Every spring, Jews around the world celebrate Passover. The highlight of the holiday is the Seder—a festive meal when the story of the Jewish exodus from Egypt is recalled and celebrated across the generations. Wine, considered the drink of royalty, plays a central role in the Seder ritual. Jews are commanded to drink four cups throughout the evening as a symbol of freedom from bondage.
That’s a lot of wine!
Fortunately, the pandemic couldn’t stop the evolution and expansion of the kosher wine market, and there will be no shortage of wine options when the 8-day Passover holiday begins on April 15. Quite the contrary.
“Consumers looking for wines from renowned regions throughout the old and new world can satisfy their thirst with more options than ever before,” said wine expert Gabriel Geller, Director of Public Relations for Royal Wine Corp., the largest manufacturer, importer, and exporter of kosher wine.
It seems the problem is not the availability of great wine but the overwhelming number of great wines to choose from. "Royal Wine offers a delicious selection of kosher for Passover wines from around the world,” said Geller. “Some of the top producers are creating award-winning varietals at every price point.” With Passover just around the corner, he wants to take the guesswork out of buying wine.
Red or white? For those who love a luxurious, bold, layered red, Geller recommends Jewel, Psagot’s new flagship wine (SRP $150). “It’s an impressive bottle of wine with notes of rich black fruit, cedar, and vanilla.”
White wine enthusiasts will enjoy Rimapere (SRP $23), “a delicious, fragrant, floral, citrusy Sauvignon Blanc”. And it’s hard to go wrong with Baron Herzog Rosé (SRP $12). “Fruit-forward, light, flavorful and crisp,” he says, “this crowd-pleaser is a fantastic value.”
Of special interest to the wine world is the return of a kosher batch from the very prestigious Château Pontet-Canet, 5th Cru Pauillac (SRP $225). Geller warns that it may be very difficult to find this fine Bordeaux. “The 2019 vintage is extremely limited and fully pre-booked pre-release in March,” he explains.

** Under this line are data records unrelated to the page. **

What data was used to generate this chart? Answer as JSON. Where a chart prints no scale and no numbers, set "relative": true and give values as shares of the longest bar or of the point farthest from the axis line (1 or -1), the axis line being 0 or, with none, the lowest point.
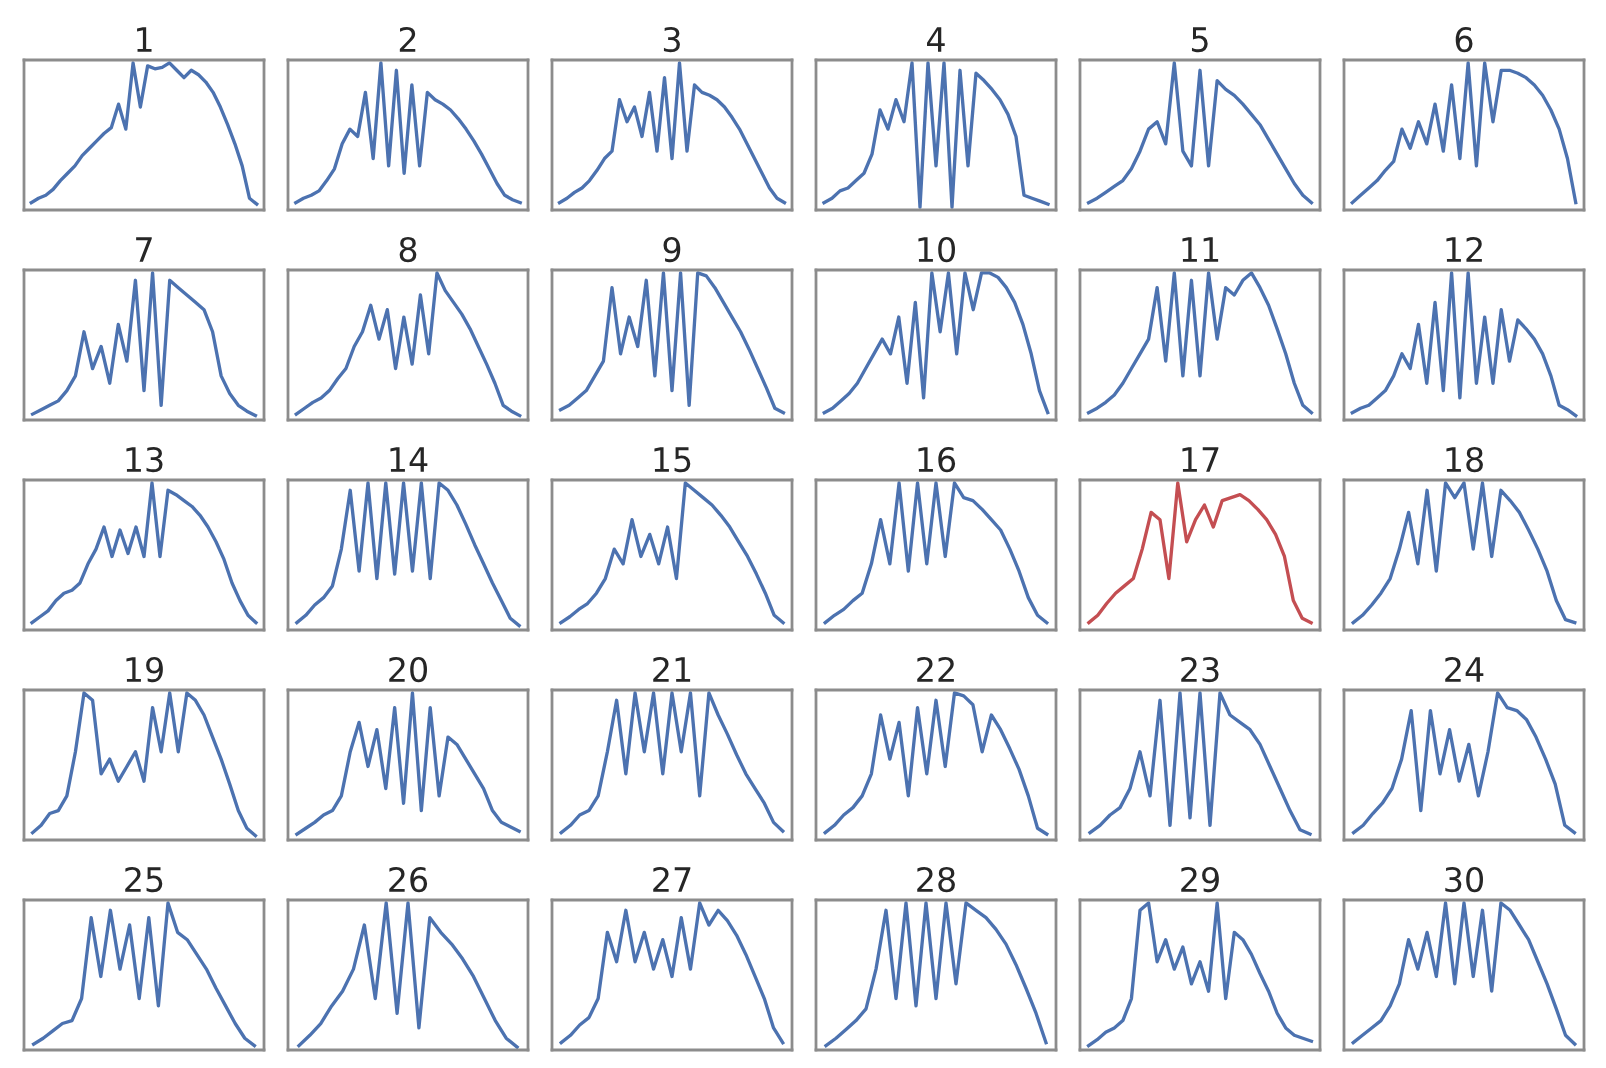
{
  "chart_data": [
    {
      "type": "line",
      "relative": true,
      "title": "1",
      "color": "#4c72b0",
      "values": [
        0.05,
        0.08,
        0.1,
        0.14,
        0.2,
        0.25,
        0.3,
        0.37,
        0.42,
        0.47,
        0.52,
        0.56,
        0.72,
        0.55,
        1.0,
        0.7,
        0.98,
        0.96,
        0.97,
        1.0,
        0.95,
        0.9,
        0.95,
        0.92,
        0.87,
        0.8,
        0.7,
        0.58,
        0.45,
        0.3,
        0.08,
        0.04
      ]
    },
    {
      "type": "line",
      "relative": true,
      "title": "2",
      "color": "#4c72b0",
      "values": [
        0.05,
        0.08,
        0.1,
        0.13,
        0.2,
        0.28,
        0.45,
        0.55,
        0.5,
        0.8,
        0.35,
        1.0,
        0.3,
        0.95,
        0.25,
        0.85,
        0.3,
        0.8,
        0.75,
        0.72,
        0.68,
        0.62,
        0.55,
        0.47,
        0.38,
        0.28,
        0.18,
        0.1,
        0.07,
        0.05
      ]
    },
    {
      "type": "line",
      "relative": true,
      "title": "3",
      "color": "#4c72b0",
      "values": [
        0.05,
        0.08,
        0.12,
        0.15,
        0.2,
        0.27,
        0.35,
        0.4,
        0.75,
        0.6,
        0.7,
        0.5,
        0.8,
        0.4,
        0.9,
        0.35,
        1.0,
        0.4,
        0.85,
        0.8,
        0.78,
        0.75,
        0.7,
        0.63,
        0.55,
        0.45,
        0.35,
        0.25,
        0.15,
        0.08,
        0.05
      ]
    },
    {
      "type": "line",
      "relative": true,
      "title": "4",
      "color": "#4c72b0",
      "values": [
        0.05,
        0.08,
        0.13,
        0.15,
        0.2,
        0.25,
        0.38,
        0.68,
        0.55,
        0.75,
        0.6,
        1.0,
        0.02,
        1.0,
        0.3,
        1.0,
        0.02,
        0.95,
        0.3,
        0.93,
        0.88,
        0.82,
        0.75,
        0.65,
        0.5,
        0.1,
        0.08,
        0.06,
        0.04
      ]
    },
    {
      "type": "line",
      "relative": true,
      "title": "5",
      "color": "#4c72b0",
      "values": [
        0.05,
        0.08,
        0.12,
        0.16,
        0.2,
        0.28,
        0.4,
        0.55,
        0.6,
        0.45,
        1.0,
        0.4,
        0.3,
        0.95,
        0.3,
        0.88,
        0.82,
        0.78,
        0.72,
        0.65,
        0.58,
        0.48,
        0.38,
        0.28,
        0.18,
        0.1,
        0.05
      ]
    },
    {
      "type": "line",
      "relative": true,
      "title": "6",
      "color": "#4c72b0",
      "values": [
        0.05,
        0.1,
        0.15,
        0.2,
        0.27,
        0.33,
        0.55,
        0.42,
        0.6,
        0.45,
        0.72,
        0.4,
        0.85,
        0.35,
        1.0,
        0.3,
        1.0,
        0.6,
        0.95,
        0.95,
        0.93,
        0.9,
        0.85,
        0.78,
        0.68,
        0.55,
        0.35,
        0.05
      ]
    },
    {
      "type": "line",
      "relative": true,
      "title": "7",
      "color": "#4c72b0",
      "values": [
        0.04,
        0.07,
        0.1,
        0.13,
        0.2,
        0.3,
        0.6,
        0.35,
        0.5,
        0.25,
        0.65,
        0.4,
        0.95,
        0.2,
        1.0,
        0.1,
        0.95,
        0.9,
        0.85,
        0.8,
        0.75,
        0.6,
        0.3,
        0.18,
        0.1,
        0.06,
        0.03
      ]
    },
    {
      "type": "line",
      "relative": true,
      "title": "8",
      "color": "#4c72b0",
      "values": [
        0.04,
        0.08,
        0.12,
        0.15,
        0.2,
        0.28,
        0.35,
        0.5,
        0.6,
        0.78,
        0.55,
        0.75,
        0.35,
        0.7,
        0.38,
        0.85,
        0.45,
        1.0,
        0.88,
        0.8,
        0.72,
        0.62,
        0.5,
        0.38,
        0.25,
        0.1,
        0.06,
        0.03
      ]
    },
    {
      "type": "line",
      "relative": true,
      "title": "9",
      "color": "#4c72b0",
      "values": [
        0.07,
        0.1,
        0.15,
        0.2,
        0.3,
        0.4,
        0.9,
        0.45,
        0.7,
        0.5,
        0.95,
        0.3,
        1.0,
        0.2,
        1.0,
        0.1,
        1.0,
        0.98,
        0.9,
        0.8,
        0.7,
        0.6,
        0.48,
        0.35,
        0.22,
        0.08,
        0.05
      ]
    },
    {
      "type": "line",
      "relative": true,
      "title": "10",
      "color": "#4c72b0",
      "values": [
        0.05,
        0.08,
        0.13,
        0.18,
        0.25,
        0.35,
        0.45,
        0.55,
        0.45,
        0.7,
        0.25,
        0.8,
        0.15,
        1.0,
        0.6,
        1.0,
        0.45,
        1.0,
        0.75,
        1.0,
        1.0,
        0.97,
        0.9,
        0.8,
        0.65,
        0.45,
        0.2,
        0.05
      ]
    },
    {
      "type": "line",
      "relative": true,
      "title": "11",
      "color": "#4c72b0",
      "values": [
        0.05,
        0.08,
        0.12,
        0.17,
        0.25,
        0.35,
        0.45,
        0.55,
        0.9,
        0.4,
        1.0,
        0.3,
        0.95,
        0.3,
        1.0,
        0.55,
        0.9,
        0.85,
        0.95,
        1.0,
        0.9,
        0.78,
        0.62,
        0.45,
        0.25,
        0.1,
        0.05
      ]
    },
    {
      "type": "line",
      "relative": true,
      "title": "12",
      "color": "#4c72b0",
      "values": [
        0.05,
        0.08,
        0.1,
        0.15,
        0.2,
        0.3,
        0.45,
        0.35,
        0.65,
        0.25,
        0.8,
        0.2,
        1.0,
        0.15,
        1.0,
        0.25,
        0.7,
        0.25,
        0.75,
        0.4,
        0.68,
        0.62,
        0.55,
        0.45,
        0.3,
        0.1,
        0.07,
        0.03
      ]
    },
    {
      "type": "line",
      "relative": true,
      "title": "13",
      "color": "#4c72b0",
      "values": [
        0.05,
        0.09,
        0.13,
        0.2,
        0.25,
        0.27,
        0.32,
        0.45,
        0.55,
        0.7,
        0.5,
        0.68,
        0.52,
        0.7,
        0.5,
        1.0,
        0.5,
        0.95,
        0.92,
        0.88,
        0.84,
        0.78,
        0.7,
        0.6,
        0.48,
        0.32,
        0.2,
        0.1,
        0.05
      ]
    },
    {
      "type": "line",
      "relative": true,
      "title": "14",
      "color": "#4c72b0",
      "values": [
        0.05,
        0.1,
        0.17,
        0.22,
        0.3,
        0.55,
        0.95,
        0.4,
        1.0,
        0.35,
        1.0,
        0.38,
        1.0,
        0.4,
        1.0,
        0.35,
        1.0,
        0.95,
        0.85,
        0.72,
        0.58,
        0.45,
        0.32,
        0.2,
        0.08,
        0.03
      ]
    },
    {
      "type": "line",
      "relative": true,
      "title": "15",
      "color": "#4c72b0",
      "values": [
        0.05,
        0.09,
        0.14,
        0.18,
        0.25,
        0.35,
        0.55,
        0.45,
        0.75,
        0.5,
        0.65,
        0.45,
        0.7,
        0.35,
        1.0,
        0.95,
        0.9,
        0.85,
        0.78,
        0.7,
        0.6,
        0.5,
        0.38,
        0.25,
        0.1,
        0.05
      ]
    },
    {
      "type": "line",
      "relative": true,
      "title": "16",
      "color": "#4c72b0",
      "values": [
        0.05,
        0.1,
        0.14,
        0.2,
        0.25,
        0.45,
        0.75,
        0.45,
        1.0,
        0.4,
        1.0,
        0.45,
        1.0,
        0.5,
        1.0,
        0.9,
        0.88,
        0.82,
        0.75,
        0.68,
        0.55,
        0.4,
        0.22,
        0.1,
        0.05
      ]
    },
    {
      "type": "line",
      "relative": true,
      "title": "17",
      "color": "#c44e52",
      "values": [
        0.05,
        0.1,
        0.18,
        0.25,
        0.3,
        0.35,
        0.55,
        0.8,
        0.75,
        0.35,
        1.0,
        0.6,
        0.75,
        0.85,
        0.7,
        0.88,
        0.9,
        0.92,
        0.88,
        0.82,
        0.75,
        0.65,
        0.5,
        0.2,
        0.08,
        0.05
      ]
    },
    {
      "type": "line",
      "relative": true,
      "title": "18",
      "color": "#4c72b0",
      "values": [
        0.05,
        0.1,
        0.17,
        0.25,
        0.35,
        0.55,
        0.8,
        0.45,
        0.95,
        0.4,
        1.0,
        0.9,
        1.0,
        0.55,
        1.0,
        0.5,
        0.95,
        0.88,
        0.8,
        0.68,
        0.55,
        0.4,
        0.2,
        0.07,
        0.05
      ]
    },
    {
      "type": "line",
      "relative": true,
      "title": "19",
      "color": "#4c72b0",
      "values": [
        0.05,
        0.1,
        0.18,
        0.2,
        0.3,
        0.6,
        1.0,
        0.95,
        0.45,
        0.55,
        0.4,
        0.5,
        0.6,
        0.4,
        0.9,
        0.6,
        1.0,
        0.6,
        1.0,
        0.95,
        0.85,
        0.7,
        0.55,
        0.38,
        0.2,
        0.08,
        0.03
      ]
    },
    {
      "type": "line",
      "relative": true,
      "title": "20",
      "color": "#4c72b0",
      "values": [
        0.04,
        0.08,
        0.12,
        0.17,
        0.2,
        0.3,
        0.6,
        0.8,
        0.5,
        0.75,
        0.35,
        0.9,
        0.25,
        1.0,
        0.2,
        0.9,
        0.3,
        0.7,
        0.65,
        0.55,
        0.45,
        0.35,
        0.2,
        0.12,
        0.09,
        0.06
      ]
    },
    {
      "type": "line",
      "relative": true,
      "title": "21",
      "color": "#4c72b0",
      "values": [
        0.05,
        0.1,
        0.17,
        0.2,
        0.3,
        0.6,
        0.95,
        0.45,
        1.0,
        0.6,
        1.0,
        0.45,
        1.0,
        0.6,
        1.0,
        0.3,
        1.0,
        0.85,
        0.72,
        0.58,
        0.45,
        0.35,
        0.25,
        0.12,
        0.06
      ]
    },
    {
      "type": "line",
      "relative": true,
      "title": "22",
      "color": "#4c72b0",
      "values": [
        0.05,
        0.1,
        0.17,
        0.22,
        0.3,
        0.45,
        0.85,
        0.55,
        0.8,
        0.3,
        0.9,
        0.45,
        0.95,
        0.5,
        1.0,
        0.98,
        0.92,
        0.6,
        0.85,
        0.75,
        0.62,
        0.48,
        0.3,
        0.08,
        0.04
      ]
    },
    {
      "type": "line",
      "relative": true,
      "title": "23",
      "color": "#4c72b0",
      "values": [
        0.05,
        0.1,
        0.17,
        0.22,
        0.35,
        0.6,
        0.3,
        0.95,
        0.1,
        1.0,
        0.15,
        1.0,
        0.1,
        1.0,
        0.85,
        0.8,
        0.75,
        0.65,
        0.5,
        0.35,
        0.2,
        0.07,
        0.04
      ]
    },
    {
      "type": "line",
      "relative": true,
      "title": "24",
      "color": "#4c72b0",
      "values": [
        0.05,
        0.1,
        0.18,
        0.25,
        0.35,
        0.55,
        0.88,
        0.2,
        0.88,
        0.45,
        0.75,
        0.4,
        0.65,
        0.3,
        0.6,
        1.0,
        0.9,
        0.88,
        0.82,
        0.7,
        0.55,
        0.38,
        0.1,
        0.05
      ]
    },
    {
      "type": "line",
      "relative": true,
      "title": "25",
      "color": "#4c72b0",
      "values": [
        0.04,
        0.08,
        0.13,
        0.18,
        0.2,
        0.35,
        0.9,
        0.5,
        0.95,
        0.55,
        0.85,
        0.35,
        0.9,
        0.3,
        1.0,
        0.8,
        0.75,
        0.65,
        0.55,
        0.42,
        0.3,
        0.18,
        0.08,
        0.03
      ]
    },
    {
      "type": "line",
      "relative": true,
      "title": "26",
      "color": "#4c72b0",
      "values": [
        0.03,
        0.1,
        0.18,
        0.3,
        0.4,
        0.55,
        0.85,
        0.35,
        1.0,
        0.25,
        1.0,
        0.15,
        0.9,
        0.8,
        0.72,
        0.62,
        0.5,
        0.35,
        0.2,
        0.08,
        0.02
      ]
    },
    {
      "type": "line",
      "relative": true,
      "title": "27",
      "color": "#4c72b0",
      "values": [
        0.05,
        0.1,
        0.17,
        0.22,
        0.35,
        0.8,
        0.6,
        0.95,
        0.6,
        0.8,
        0.55,
        0.75,
        0.5,
        0.9,
        0.55,
        1.0,
        0.85,
        0.95,
        0.88,
        0.78,
        0.65,
        0.5,
        0.35,
        0.15,
        0.05
      ]
    },
    {
      "type": "line",
      "relative": true,
      "title": "28",
      "color": "#4c72b0",
      "values": [
        0.03,
        0.08,
        0.14,
        0.2,
        0.28,
        0.55,
        0.95,
        0.35,
        1.0,
        0.3,
        1.0,
        0.35,
        1.0,
        0.45,
        1.0,
        0.95,
        0.9,
        0.82,
        0.72,
        0.58,
        0.42,
        0.25,
        0.05
      ]
    },
    {
      "type": "line",
      "relative": true,
      "title": "29",
      "color": "#4c72b0",
      "values": [
        0.03,
        0.07,
        0.12,
        0.15,
        0.2,
        0.35,
        0.95,
        1.0,
        0.6,
        0.75,
        0.55,
        0.7,
        0.45,
        0.6,
        0.4,
        1.0,
        0.35,
        0.8,
        0.75,
        0.65,
        0.52,
        0.4,
        0.25,
        0.15,
        0.1,
        0.08,
        0.06
      ]
    },
    {
      "type": "line",
      "relative": true,
      "title": "30",
      "color": "#4c72b0",
      "values": [
        0.05,
        0.1,
        0.15,
        0.2,
        0.3,
        0.45,
        0.75,
        0.55,
        0.8,
        0.5,
        1.0,
        0.45,
        1.0,
        0.5,
        0.95,
        0.4,
        1.0,
        0.95,
        0.85,
        0.75,
        0.6,
        0.45,
        0.28,
        0.1,
        0.04
      ]
    }
  ]
}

However, it will be easy to sample a good selection from Baron Herzog, the historic entry-level quality kosher wines from Herzog Wine Cellars. “They recently underwent a complete revamping,” Geller notes. “Reasonably priced at $9 to $13, Baron Herzog showcases the best in California wines.”
New from South Africa - Royal Wine has added ESSA Winery to its portfolio, just in time for Passover. This new boutique winery produces arguably the best quality kosher wine to ever come out of South Africa. ESSA offers four different wines - a white Bordeaux-style blend, a red Bordeaux-style blend, a Malbec, and a Cabernet Franc grown in some of South Africa’s most prized vineyards. The wines range from SRP $20-$50. ESSA is the dream come true of Joshua Rynderman, a young Boston-raised winemaker. He spends half of the year making kosher wine in California and the other half making kosher wine in South Africa. Chana, his South African wife, is the CEO.
Carmel Winery’s new Carmel Special Reserve 40th Anniversary Edition 2016 (SRP $80) is also high on Geller’s list. “This wine is a tribute to the legendary 1976 Carmel Special Reserve, Israel’s first modern high-quality red wine.” Carmel, the pioneer of the modern Israeli wine industry, was founded by Château Lafite’s Baron Edmond de Rothschild in 1882.
Rounding out Geller’s recommendations are Rothschild’s Rimapere Sauvignon Blanc 2021 from New Zealand (SRP $25) and semi-dry rosés and a Pinot Noirs from Tura, the estate winery in the heart of biblical Israel (SRP $25-$90).
As for coming trends, Geller is pleased to note that Burgundy is making a comeback, and fans of Italian wine can look for new releases in the coming months, including a Vermentino, a Barbera d’Asti, and a Super Tuscan.